Seven of North America’s Best Hot Springs
From full-fledged resorts to rustic, remote pools, these spots are worth tracking down
I’ve gone on many a wayward search for the perfect hot spring. Some can be tough to find, but after driving down unmarked, barely passable roads for miles, I almost always discover what I came for: a natural hot tub, surrounded by river rocks, without a soul in sight. Here’s a cheat sheet to seven hot springs that won’t disappoint.
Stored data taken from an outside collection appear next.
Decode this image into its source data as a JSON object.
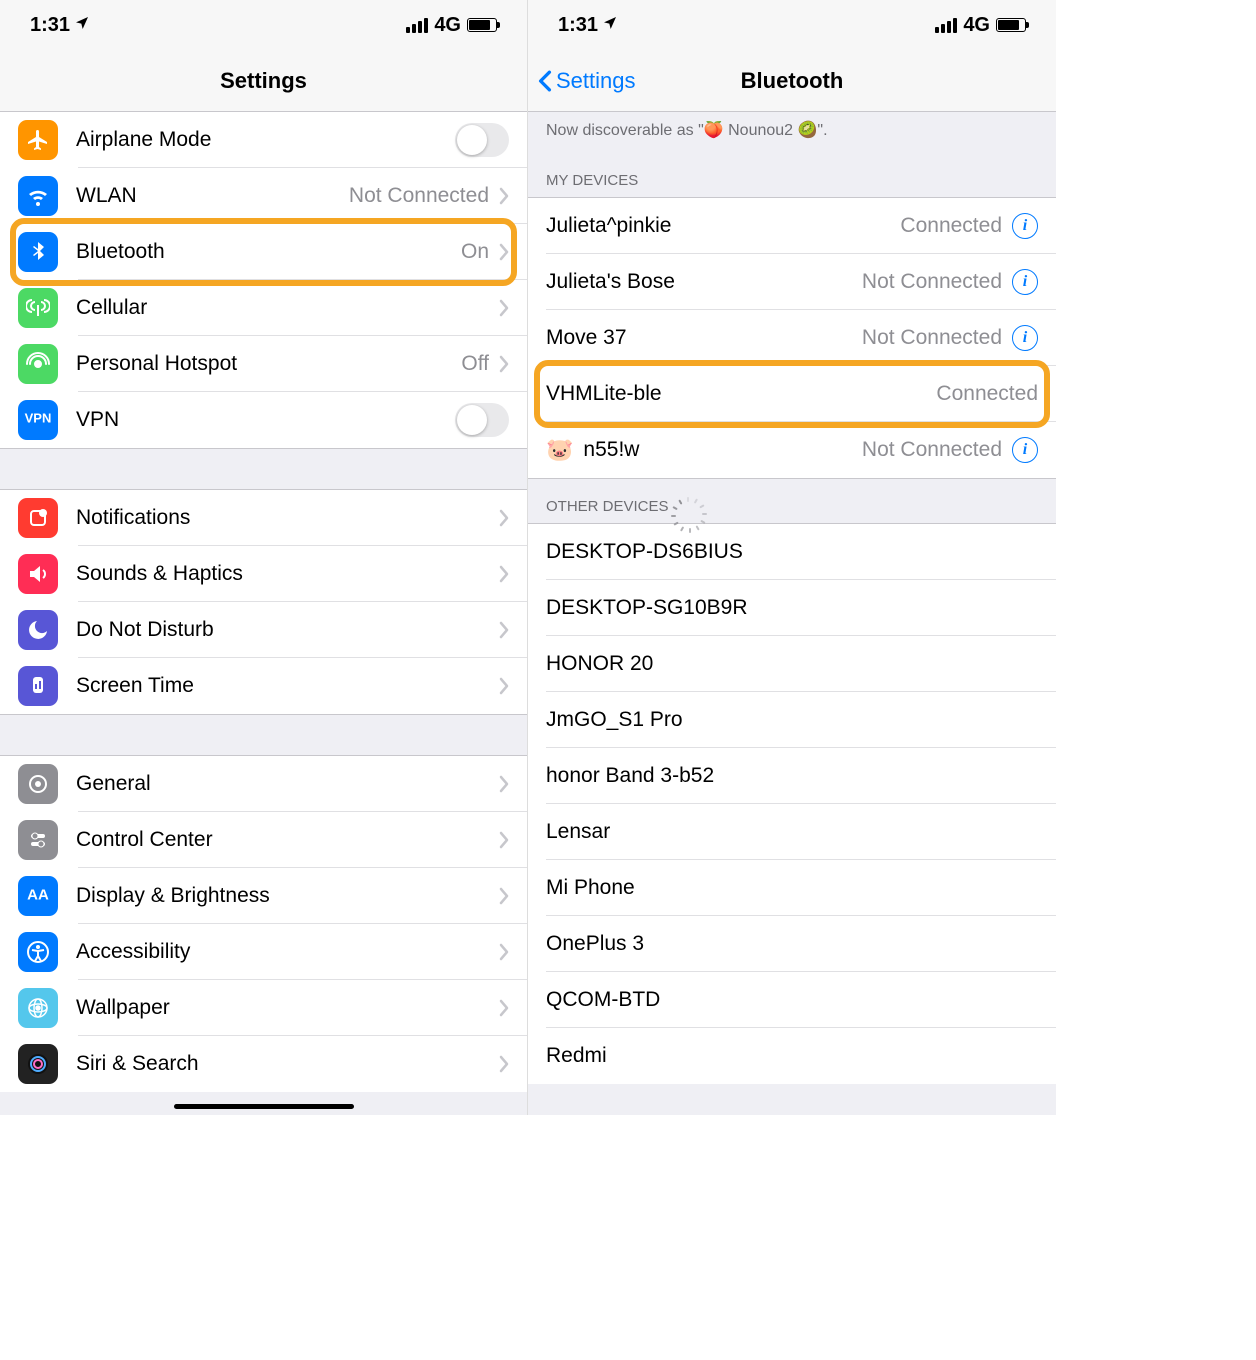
{
  "statusBar": {
    "time": "1:31",
    "network": "4G"
  },
  "left": {
    "title": "Settings",
    "groups": [
      {
        "rows": [
          {
            "icon": "airplane",
            "color": "#ff9500",
            "label": "Airplane Mode",
            "type": "toggle",
            "value": ""
          },
          {
            "icon": "wifi",
            "color": "#007aff",
            "label": "WLAN",
            "type": "link",
            "value": "Not Connected"
          },
          {
            "icon": "bluetooth",
            "color": "#007aff",
            "label": "Bluetooth",
            "type": "link",
            "value": "On",
            "highlight": true
          },
          {
            "icon": "cellular",
            "color": "#4cd964",
            "label": "Cellular",
            "type": "link",
            "value": ""
          },
          {
            "icon": "hotspot",
            "color": "#4cd964",
            "label": "Personal Hotspot",
            "type": "link",
            "value": "Off"
          },
          {
            "icon": "vpn",
            "color": "#007aff",
            "label": "VPN",
            "type": "toggle",
            "value": ""
          }
        ]
      },
      {
        "rows": [
          {
            "icon": "notifications",
            "color": "#ff3b30",
            "label": "Notifications",
            "type": "link",
            "value": ""
          },
          {
            "icon": "sounds",
            "color": "#ff2d55",
            "label": "Sounds & Haptics",
            "type": "link",
            "value": ""
          },
          {
            "icon": "dnd",
            "color": "#5856d6",
            "label": "Do Not Disturb",
            "type": "link",
            "value": ""
          },
          {
            "icon": "screentime",
            "color": "#5856d6",
            "label": "Screen Time",
            "type": "link",
            "value": ""
          }
        ]
      },
      {
        "rows": [
          {
            "icon": "general",
            "color": "#8e8e93",
            "label": "General",
            "type": "link",
            "value": ""
          },
          {
            "icon": "control",
            "color": "#8e8e93",
            "label": "Control Center",
            "type": "link",
            "value": ""
          },
          {
            "icon": "display",
            "color": "#007aff",
            "label": "Display & Brightness",
            "type": "link",
            "value": ""
          },
          {
            "icon": "accessibility",
            "color": "#007aff",
            "label": "Accessibility",
            "type": "link",
            "value": ""
          },
          {
            "icon": "wallpaper",
            "color": "#54c7ec",
            "label": "Wallpaper",
            "type": "link",
            "value": ""
          },
          {
            "icon": "siri",
            "color": "#222",
            "label": "Siri & Search",
            "type": "link",
            "value": ""
          }
        ]
      }
    ]
  },
  "right": {
    "back": "Settings",
    "title": "Bluetooth",
    "discoverable": "Now discoverable as \"🍑 Nounou2 🥝\".",
    "myDevicesHeader": "MY DEVICES",
    "myDevices": [
      {
        "name": "Julieta^pinkie",
        "status": "Connected",
        "info": true
      },
      {
        "name": "Julieta's Bose",
        "status": "Not Connected",
        "info": true
      },
      {
        "name": "Move 37",
        "status": "Not Connected",
        "info": true
      },
      {
        "name": "VHMLite-ble",
        "status": "Connected",
        "info": false,
        "highlight": true
      },
      {
        "name": "n55!w",
        "status": "Not Connected",
        "info": true,
        "emoji": "🐷"
      }
    ],
    "otherDevicesHeader": "OTHER DEVICES",
    "otherDevices": [
      {
        "name": "DESKTOP-DS6BIUS"
      },
      {
        "name": "DESKTOP-SG10B9R"
      },
      {
        "name": "HONOR 20"
      },
      {
        "name": "JmGO_S1 Pro"
      },
      {
        "name": "honor Band 3-b52"
      },
      {
        "name": "Lensar"
      },
      {
        "name": "Mi Phone"
      },
      {
        "name": "OnePlus 3"
      },
      {
        "name": "QCOM-BTD"
      },
      {
        "name": "Redmi"
      }
    ]
  }
}
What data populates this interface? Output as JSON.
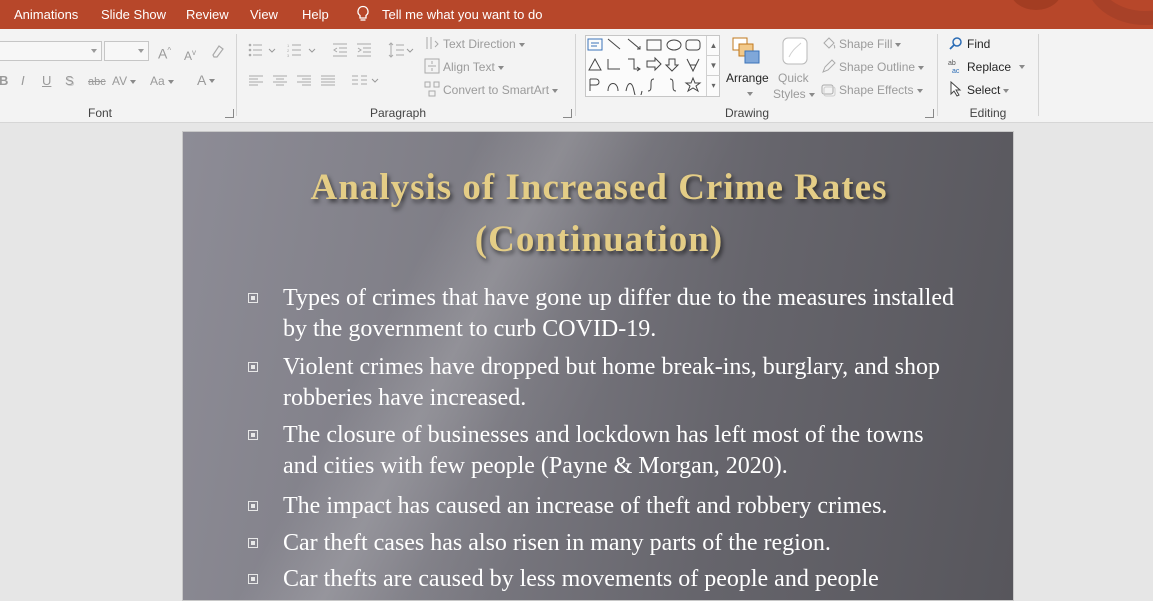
{
  "menubar": {
    "items": [
      "Animations",
      "Slide Show",
      "Review",
      "View",
      "Help"
    ],
    "tell_me": "Tell me what you want to do"
  },
  "ribbon": {
    "groups": {
      "font": "Font",
      "paragraph": "Paragraph",
      "drawing": "Drawing",
      "editing": "Editing"
    },
    "paragraph": {
      "text_direction": "Text Direction",
      "align_text": "Align Text",
      "convert_smartart": "Convert to SmartArt"
    },
    "drawing": {
      "arrange": "Arrange",
      "quick_styles_1": "Quick",
      "quick_styles_2": "Styles",
      "shape_fill": "Shape Fill",
      "shape_outline": "Shape Outline",
      "shape_effects": "Shape Effects"
    },
    "editing": {
      "find": "Find",
      "replace": "Replace",
      "select": "Select"
    },
    "font_glyphs": {
      "grow": "A",
      "shrink": "A",
      "bold": "B",
      "italic": "I",
      "underline": "U",
      "shadow": "S",
      "strike": "abc",
      "spacing": "AV",
      "case": "Aa",
      "color": "A"
    }
  },
  "slide": {
    "title_line1": "Analysis of Increased Crime Rates",
    "title_line2": "(Continuation)",
    "bullets": [
      "Types of crimes that have gone up differ due to the measures installed by the government to curb COVID-19.",
      "Violent crimes have dropped but home break-ins, burglary, and shop robberies have increased.",
      "The closure of businesses and lockdown has left most of the towns and cities with few people (Payne & Morgan, 2020).",
      "The impact has caused an increase of theft and robbery crimes.",
      "Car theft cases has also risen in many parts of the region.",
      "Car thefts are caused by less movements of people and people"
    ]
  },
  "colors": {
    "title_bar": "#b7472a",
    "ribbon": "#f3f3f3",
    "title_text": "#e4cd86",
    "body_text": "#ffffff"
  }
}
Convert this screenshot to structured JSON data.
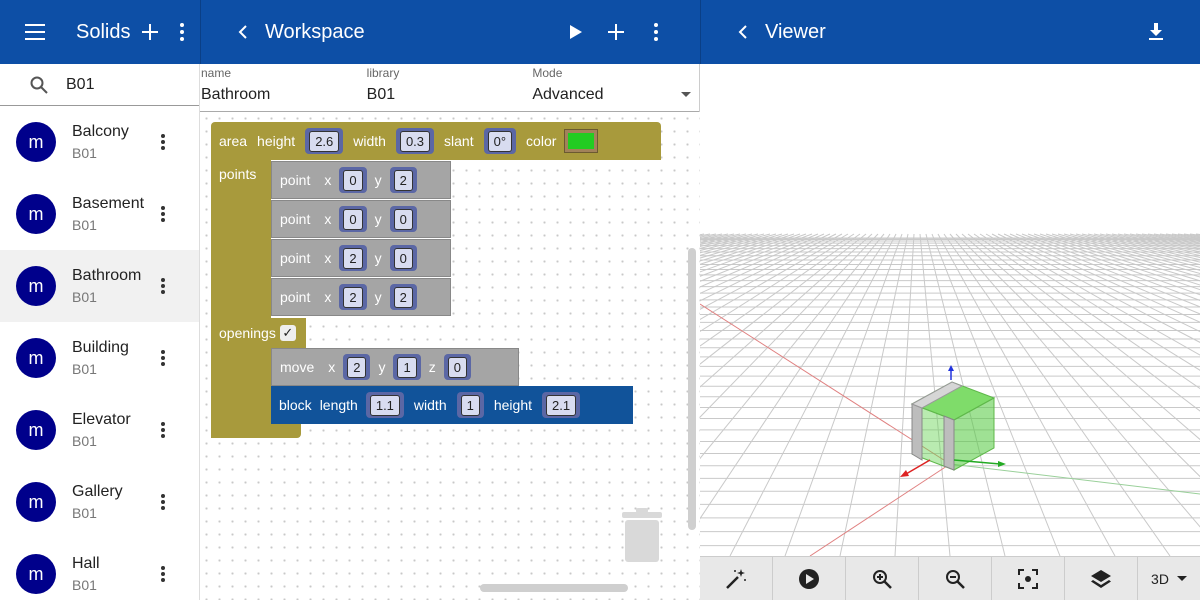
{
  "solids": {
    "title": "Solids",
    "search_value": "B01",
    "items": [
      {
        "avatar": "m",
        "name": "Balcony",
        "library": "B01"
      },
      {
        "avatar": "m",
        "name": "Basement",
        "library": "B01"
      },
      {
        "avatar": "m",
        "name": "Bathroom",
        "library": "B01"
      },
      {
        "avatar": "m",
        "name": "Building",
        "library": "B01"
      },
      {
        "avatar": "m",
        "name": "Elevator",
        "library": "B01"
      },
      {
        "avatar": "m",
        "name": "Gallery",
        "library": "B01"
      },
      {
        "avatar": "m",
        "name": "Hall",
        "library": "B01"
      }
    ]
  },
  "workspace": {
    "title": "Workspace",
    "form": {
      "name_label": "name",
      "name_value": "Bathroom",
      "library_label": "library",
      "library_value": "B01",
      "mode_label": "Mode",
      "mode_value": "Advanced"
    },
    "blocks": {
      "area": {
        "kw": "area",
        "height_label": "height",
        "height": "2.6",
        "width_label": "width",
        "width": "0.3",
        "slant_label": "slant",
        "slant": "0°",
        "color_label": "color",
        "color": "#22cc22"
      },
      "points_label": "points",
      "points": [
        {
          "kw": "point",
          "x_label": "x",
          "x": "0",
          "y_label": "y",
          "y": "2"
        },
        {
          "kw": "point",
          "x_label": "x",
          "x": "0",
          "y_label": "y",
          "y": "0"
        },
        {
          "kw": "point",
          "x_label": "x",
          "x": "2",
          "y_label": "y",
          "y": "0"
        },
        {
          "kw": "point",
          "x_label": "x",
          "x": "2",
          "y_label": "y",
          "y": "2"
        }
      ],
      "openings_label": "openings",
      "openings_checked": "✓",
      "move": {
        "kw": "move",
        "x_label": "x",
        "x": "2",
        "y_label": "y",
        "y": "1",
        "z_label": "z",
        "z": "0"
      },
      "block": {
        "kw": "block",
        "length_label": "length",
        "length": "1.1",
        "width_label": "width",
        "width": "1",
        "height_label": "height",
        "height": "2.1"
      }
    }
  },
  "viewer": {
    "title": "Viewer",
    "dimension": "3D"
  },
  "colors": {
    "header": "#0d4fa6",
    "avatar": "#00008b",
    "area_block": "#a89a3c",
    "point_block": "#a5a5a5",
    "block_block": "#11539a"
  }
}
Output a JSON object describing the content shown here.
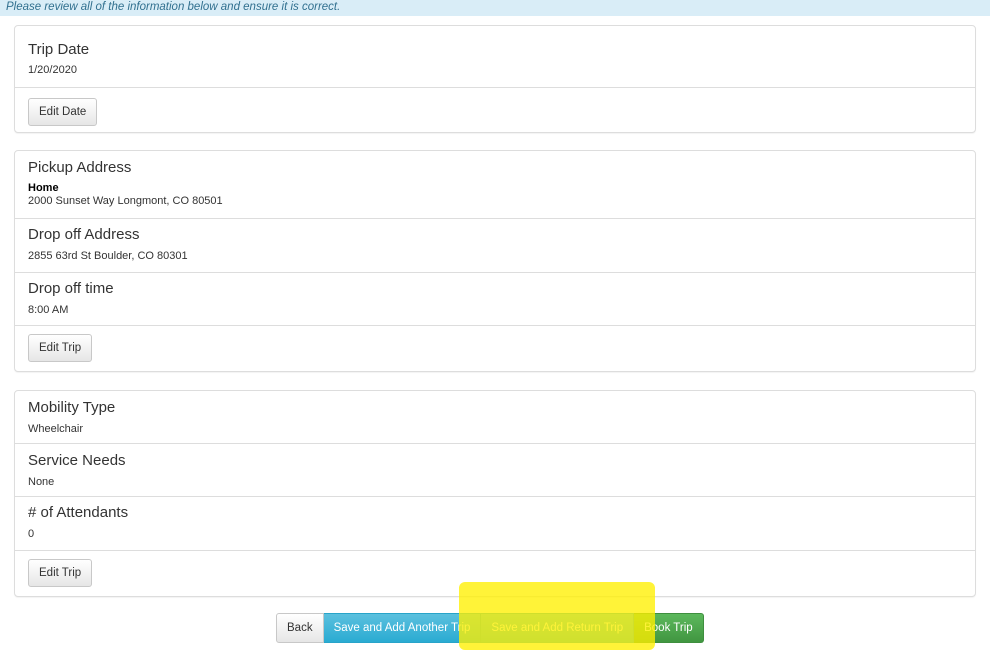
{
  "notice": "Please review all of the information below and ensure it is correct.",
  "trip_date_panel": {
    "title": "Trip Date",
    "value": "1/20/2020",
    "edit_label": "Edit Date"
  },
  "trip_panel": {
    "pickup_title": "Pickup Address",
    "pickup_name": "Home",
    "pickup_address": "2000 Sunset Way Longmont, CO 80501",
    "dropoff_title": "Drop off Address",
    "dropoff_address": "2855 63rd St Boulder, CO 80301",
    "dropoff_time_title": "Drop off time",
    "dropoff_time": "8:00 AM",
    "edit_label": "Edit Trip"
  },
  "needs_panel": {
    "mobility_title": "Mobility Type",
    "mobility_value": "Wheelchair",
    "service_title": "Service Needs",
    "service_value": "None",
    "attendants_title": "# of Attendants",
    "attendants_value": "0",
    "edit_label": "Edit Trip"
  },
  "actions": {
    "back_label": "Back",
    "save_another_label": "Save and Add Another Trip",
    "save_return_label": "Save and Add Return Trip",
    "book_label": "Book Trip"
  },
  "colors": {
    "notice_bg": "#d9edf7",
    "info": "#31b0d5",
    "success": "#449d44",
    "highlight": "#fff000"
  }
}
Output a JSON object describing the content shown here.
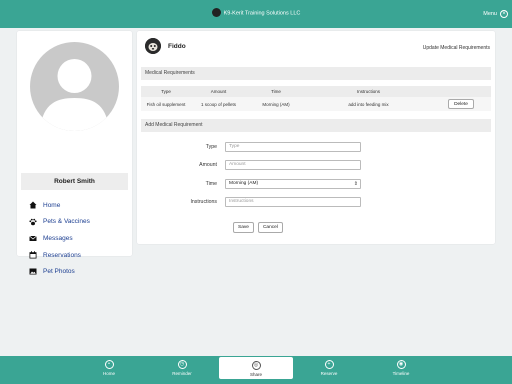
{
  "header": {
    "brand": "K9-Kerit Training Solutions LLC",
    "menu_label": "Menu"
  },
  "profile": {
    "name": "Robert Smith"
  },
  "nav": [
    {
      "label": "Home",
      "icon": "home-icon"
    },
    {
      "label": "Pets & Vaccines",
      "icon": "paw-icon"
    },
    {
      "label": "Messages",
      "icon": "envelope-icon"
    },
    {
      "label": "Reservations",
      "icon": "calendar-icon"
    },
    {
      "label": "Pet Photos",
      "icon": "image-icon"
    }
  ],
  "pet": {
    "name": "Fiddo",
    "update_link": "Update Medical Requirements"
  },
  "medical": {
    "section_title": "Medical Requirements",
    "columns": [
      "Type",
      "Amount",
      "Time",
      "Instructions"
    ],
    "rows": [
      {
        "type": "Fish oil supplement",
        "amount": "1 scoop of pellets",
        "time": "Morning (AM)",
        "instructions": "add into feeding mix",
        "action": "Delete"
      }
    ]
  },
  "add_form": {
    "section_title": "Add Medical Requirement",
    "type_label": "Type",
    "type_placeholder": "Type",
    "amount_label": "Amount",
    "amount_placeholder": "Amount",
    "time_label": "Time",
    "time_value": "Morning (AM)",
    "instructions_label": "Instructions",
    "instructions_placeholder": "Instructions",
    "save_label": "Save",
    "cancel_label": "Cancel"
  },
  "tabs": [
    {
      "label": "Home",
      "active": false
    },
    {
      "label": "Reminder",
      "active": false
    },
    {
      "label": "Share",
      "active": true
    },
    {
      "label": "Reserve",
      "active": false
    },
    {
      "label": "Timeline",
      "active": false
    }
  ],
  "colors": {
    "accent": "#3aa594",
    "nav_link": "#1d3f91"
  }
}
Strawberry Park Hot Springs
Steamboat Springs, Colorado
Midwinter, you’ll need four-wheel drive to reach Strawberry Park Hot Springs, outside Steamboat Springs. The access road is more manageable in the summer and local shuttles, are available year-round if you don’t have a suitable rig. Come after a day of mountain biking, hiking, or skiing in Steamboat, and soak in a picturesque collection of 104-degree mineral baths. You can pitch a tent on the property or rent a cabin, train caboose, or covered wagon to sleep in.
Wild Willy’s Hot Springs
Mammoth Lakes, California
The eastern side of the Sierra Nevada is packed with places to soak, though some are trickier to locate than others. Just south of the town of Mammoth Lakes, off Benton Crossing Road (look for the green church), you’ll find a vast, intricate maze of pools, a perfect end to a day spent rock climbing or tagging 13,000-foot summits. Wild Willy’s is one of the easier ones to find. It’s not a resort—just a free-for-all set of creek-fed pools, ranging from about 95 to 105 degrees, with striking views of the Sierra range.
Ainsworth Hot Springs
Kaslo, British Columbia
Once used by local First Nations tribes for healing and religious ceremonies, Ainsworth Hot Springs is a prime destination after a day heli-skiing, hiking, or windsurfing in the Kootenays. Visitors can swim through an extra-hot cave or lounge in a warm mineral-water swimming pool, with views of Kootenay Lake and the surrounding peaks. The on-site hotel was renovated in 2012, and guests get free access to the springs.
Ten Thousand Waves
Santa Fe, New Mexico
Located in the hills above Santa Fe, Ten Thousand Waves is less hot spring and more high-end Japanese-style spa. Alongside your shiatsu massage or Japanese facial, you can soak in private or communal tubs, modeled after Japan’s onsens, and recharge in a cold plunge or sauna. Come after a hike or mountain-bike ride on the extensive trail network near the Santa Fe Ski Basin, or book a Zen room to make a weekend out of it.
Hot Springs Cove
Tofino, British Columbia
You’ll need to charter a boat or seaplane to reach Hot Springs Cove, located about 27 miles north of Tofino, but it’s worth the effort. After a morning surfing Tofino’s Long Beach, book a boat with Bobby Kimoto Charters and the staff might even pick up a load of shrimp for you on the way back. Once you’re there, walk along a cedar boardwalk through an old-growth forest until you reach the salt- and fresh-water pools nestled between rocks and cascading waterfalls.
Sierra Hot Springs
Sierra Hot Springs is a no-frills resort that offers things like yoga retreats and new-moon drum circles. You can skip all that and come just for the indoor and outdoor thermal pools, plus cold plunges and saunas. Camp or stay in a bunk or room in the main lodge, or better yet, day-trip after skiing or climbing in Tahoe—an hour south—or from the mountain-bike mecca of Downieville, an hour west.
Chena Hot Springs
Located 60 miles northeast of Fairbanks, at the end of a desolate road, Chena Hot Springs’ geothermal pools have attracted visitors for years. If you’re lucky, you’ll catch a glimpse of the northern lights while you’re there. Stay on-site in the Moose Lodge, where electricity and heat are powered by geothermal energy, and you can request an Aurora wake-up call should the Aurora Borealis makes an appearance in the middle of the night. Depending on the season, there’s hiking, biking, cross-country skiing, and dog mushing on site.